Bijoy Basant Patro/OneWorld South Asia
New Delhi: Delhi-based research organization, The Energy and Resources Institute (TERI), that works on sustainable development issues in the fields of energy and environment at a global level, held a press conference on Monday to highlight its international summit on sustainable development. Addressing the press conference, Dr RK Pachauri, director general, TERI said: “The Delhi Sustainable Development Summit (DSDS) is now a significant global event bringing together people of eminence from a spectrum of fields such as polity, economy and society from across the globe to discuss challenges to sustainable development. The discussions centre on issues of concern to members of human society.” Pachauri underlined the import of the theme of the twelfth DSDS summit, ‘Protecting the Global Commons: 20 Years Post Rio’, saying that it is time to assess the progress made in protecting our planet and examine what has been achieved since the first earth summit in 1992 in Rio de Janeiro. Global commons is defined as those natural resources like the air, the forests and the oceans that are not owned by anyone but belong to everyone.
“The DSDS will provide information to the official Rio+20 process,” Pachauri said. He placed this in the context of the dichotomy between private and personal as against interests of society as a whole. This, he said, should be understood in the light of the situation of the global commons which beg heed to whether “the commons are being protected for the coming generations, or even for this generation, given the questions of ethics and equity that arise on the issue of the commons.” This year’s edition of DSDS will be inaugurated by Prime Minister Dr Manmohan Singh, along with three heads of states, dignitaries, Nobel Laureates and ministers from 15 countries.
The curtain raiser to the summit will be the World CEO Sustainability Summit which will witness an impressive congregation of business leaders and discuss targeted business and sustainability issues under an overarching theme: “Doing Business – While Protecting the Global Commons.”

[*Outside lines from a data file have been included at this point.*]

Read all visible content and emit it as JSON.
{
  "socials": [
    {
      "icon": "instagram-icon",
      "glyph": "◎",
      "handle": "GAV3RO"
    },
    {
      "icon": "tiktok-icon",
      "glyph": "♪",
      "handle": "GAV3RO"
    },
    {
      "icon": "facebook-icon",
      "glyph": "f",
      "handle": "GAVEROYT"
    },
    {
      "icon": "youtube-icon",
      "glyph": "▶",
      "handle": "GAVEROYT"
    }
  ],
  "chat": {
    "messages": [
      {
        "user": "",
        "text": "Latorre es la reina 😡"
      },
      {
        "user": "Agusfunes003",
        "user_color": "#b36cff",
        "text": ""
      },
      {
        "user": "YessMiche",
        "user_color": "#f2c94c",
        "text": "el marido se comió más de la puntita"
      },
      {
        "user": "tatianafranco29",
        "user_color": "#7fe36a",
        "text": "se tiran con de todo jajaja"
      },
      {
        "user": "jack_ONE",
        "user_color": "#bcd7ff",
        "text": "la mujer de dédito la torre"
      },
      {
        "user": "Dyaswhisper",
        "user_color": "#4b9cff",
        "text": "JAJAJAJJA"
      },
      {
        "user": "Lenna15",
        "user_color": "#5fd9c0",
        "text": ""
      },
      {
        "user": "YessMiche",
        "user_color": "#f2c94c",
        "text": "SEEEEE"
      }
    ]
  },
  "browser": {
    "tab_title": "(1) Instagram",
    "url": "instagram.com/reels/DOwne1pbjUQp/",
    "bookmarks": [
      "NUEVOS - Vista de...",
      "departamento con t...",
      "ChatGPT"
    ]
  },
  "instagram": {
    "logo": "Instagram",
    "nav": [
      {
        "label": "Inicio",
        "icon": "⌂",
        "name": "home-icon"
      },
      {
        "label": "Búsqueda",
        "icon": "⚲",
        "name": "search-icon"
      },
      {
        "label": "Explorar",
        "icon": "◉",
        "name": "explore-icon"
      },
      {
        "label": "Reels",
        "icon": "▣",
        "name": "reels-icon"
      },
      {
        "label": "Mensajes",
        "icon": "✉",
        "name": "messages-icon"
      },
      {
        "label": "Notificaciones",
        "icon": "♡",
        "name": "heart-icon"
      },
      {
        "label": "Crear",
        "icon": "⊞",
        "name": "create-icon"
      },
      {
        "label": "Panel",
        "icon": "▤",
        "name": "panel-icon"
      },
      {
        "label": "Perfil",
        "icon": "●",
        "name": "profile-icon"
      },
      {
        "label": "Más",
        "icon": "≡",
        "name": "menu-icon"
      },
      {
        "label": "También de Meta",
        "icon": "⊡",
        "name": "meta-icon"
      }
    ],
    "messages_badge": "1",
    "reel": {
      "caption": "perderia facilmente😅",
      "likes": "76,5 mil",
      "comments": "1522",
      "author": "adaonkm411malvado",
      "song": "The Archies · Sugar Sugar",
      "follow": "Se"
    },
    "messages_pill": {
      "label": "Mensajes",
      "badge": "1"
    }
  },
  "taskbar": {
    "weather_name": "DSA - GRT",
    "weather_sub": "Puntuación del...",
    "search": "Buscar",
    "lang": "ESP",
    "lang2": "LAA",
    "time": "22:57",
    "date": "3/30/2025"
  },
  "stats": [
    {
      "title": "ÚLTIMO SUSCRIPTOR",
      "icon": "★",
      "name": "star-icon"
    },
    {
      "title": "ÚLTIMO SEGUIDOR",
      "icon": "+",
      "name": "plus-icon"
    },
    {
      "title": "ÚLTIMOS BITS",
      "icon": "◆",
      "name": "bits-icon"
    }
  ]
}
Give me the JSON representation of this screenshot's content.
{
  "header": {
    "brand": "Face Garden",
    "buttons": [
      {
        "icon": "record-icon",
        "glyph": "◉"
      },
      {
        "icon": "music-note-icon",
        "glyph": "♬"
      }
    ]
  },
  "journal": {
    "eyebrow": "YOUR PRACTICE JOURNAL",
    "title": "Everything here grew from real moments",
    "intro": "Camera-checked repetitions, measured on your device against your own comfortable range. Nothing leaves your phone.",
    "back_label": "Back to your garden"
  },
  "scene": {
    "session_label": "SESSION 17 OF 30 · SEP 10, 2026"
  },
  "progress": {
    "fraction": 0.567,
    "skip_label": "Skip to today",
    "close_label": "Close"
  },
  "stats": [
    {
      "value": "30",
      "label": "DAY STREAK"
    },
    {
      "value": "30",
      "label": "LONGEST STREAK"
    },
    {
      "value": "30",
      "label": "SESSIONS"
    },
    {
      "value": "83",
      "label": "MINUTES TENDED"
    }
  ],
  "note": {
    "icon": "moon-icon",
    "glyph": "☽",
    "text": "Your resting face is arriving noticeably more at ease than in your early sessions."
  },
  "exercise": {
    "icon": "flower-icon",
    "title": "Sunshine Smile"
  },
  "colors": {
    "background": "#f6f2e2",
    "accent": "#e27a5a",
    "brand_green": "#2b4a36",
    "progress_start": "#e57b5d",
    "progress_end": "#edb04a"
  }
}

Linking the issue of the protection of the global commons with climate change, Pachauri alluded to the fourth assessment report of the Intergovernmental Panel on Climate Change, an international organisation that he heads, saying that the report scientifically brings forth the issue of heat-waves and precipitation becoming more often extreme. “In certain areas we have not done enough,” he regretted, hoping that Rio+20 would provide new directions and strategies. Asked for his view on possible new strategic directions, he said, “Place a price on carbon if you want to reduce emission of carbon-di-oxide. There are a number of issues to be covered, as it raises institutional issues and issues of equity and ethics.”

Dr Pachauri answered a range of questions, including on the recently mooted sustainable development goals. “These will get a lot of attention. These goals will also need a degree of alignment with the Millennium Development Goals (MDGs),” he said, expressing a need for attention on how MDGs can mesh in with whatever goals are going to be set.
In the same breath, he raised the issue of sustainable energy for all. “Energy access apart from adequacy and energy supply is an issue,” he said, drawing attention to TERI’s programme, light a billion lives, wherein the organisation is providing solar lanterns and energy-efficient cooking stoves. “People deserve access to modern and clean forms of energy,” he qualified. TERI’s solar lanterns programme has so far covered 12,000 households in India, apart from a similar programme in Ethiopia, Indonesia and Myanmar. Much remained to be done, he argued, considering that in India alone, 400 million people had no access to electricity.